I think the St PETER HIV study has the potential to be clinically significant in three different ways. First, if we can safely administer Varenicline to HIV-infected people who drink and smoke and therefore provide benefit to these high risk individuals, we’re telling the medical community that individuals can be effectively treated with this drug. A lot of clinicians are nervous about giving Varenicline because of its potential side effects, but the side effects are much greater for people who continue to use alcohol and tobacco. Secondly, this study could also verify the use of Cytisine as an inexpensive and effective way to treat alcohol and tobacco use. Varenicline is chemically based on Cytisine, but this study could prove that Cytisine works just as well as Varenicline for a much cheaper price. Cytisine is currently used worldwide, and when thinking about HIV, alcohol and smoking as a global health problem, this could be a scalable drug for the U.S. to use. Lastly, Cytisine has the potential to reduce polypharmacy by treating two major health problems with one medication, especially since people living with HIV already struggle with polypharmacy. As these individuals live longer, they will need to take ART in addition to medications for a number of comorbidities that may occur. The use of one drug like Cytisine to treat two issues can not only cut down on polypharmacy, but could help increase adherence.

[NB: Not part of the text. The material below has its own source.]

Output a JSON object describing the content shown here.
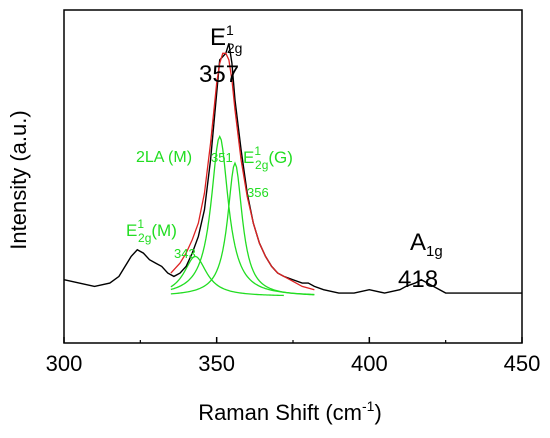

In this study, we are also using a nicotine metabolite ratio to find out how fast an individual metabolizes nicotine. This has the implication for improving personalized medicine because we can potentially tell someone which drug they should take based on their nicotine metabolite ratio. We can also go back and look at results to see why one drug might have worked better for some people than for others. In the age of personalized medicine, this could be a very promising development.
Overall, we’re really excited about this study and the incredible implications it could have. If we are successful there is the potential to really have a huge impact on care, which is why we are in the game. So we will see. It’ll be nice if we’re right, but we won’t know for five years.
Tell us something surprising about yourself.
I love traveling to interesting places. I visited a hospital at 16,000 ft in Manang, Nepal, sea kayaked from island to island in Abel Tasman National Park off the coast of New Zealand, and lived on a boat in Australia where I went diving six times a day. Hilary and I also spent two and a half months in Africa where we were charged at by lions, chased across a ravine by a female elephant because we didn’t see her calf, and caught in a water buffalo stampede. We canoed down the Zambezi River after Victoria Falls and tried to avoid crocodiles and hippos while sleeping along the shore in Zimbabwe. I enjoy going to these places and really seeing them.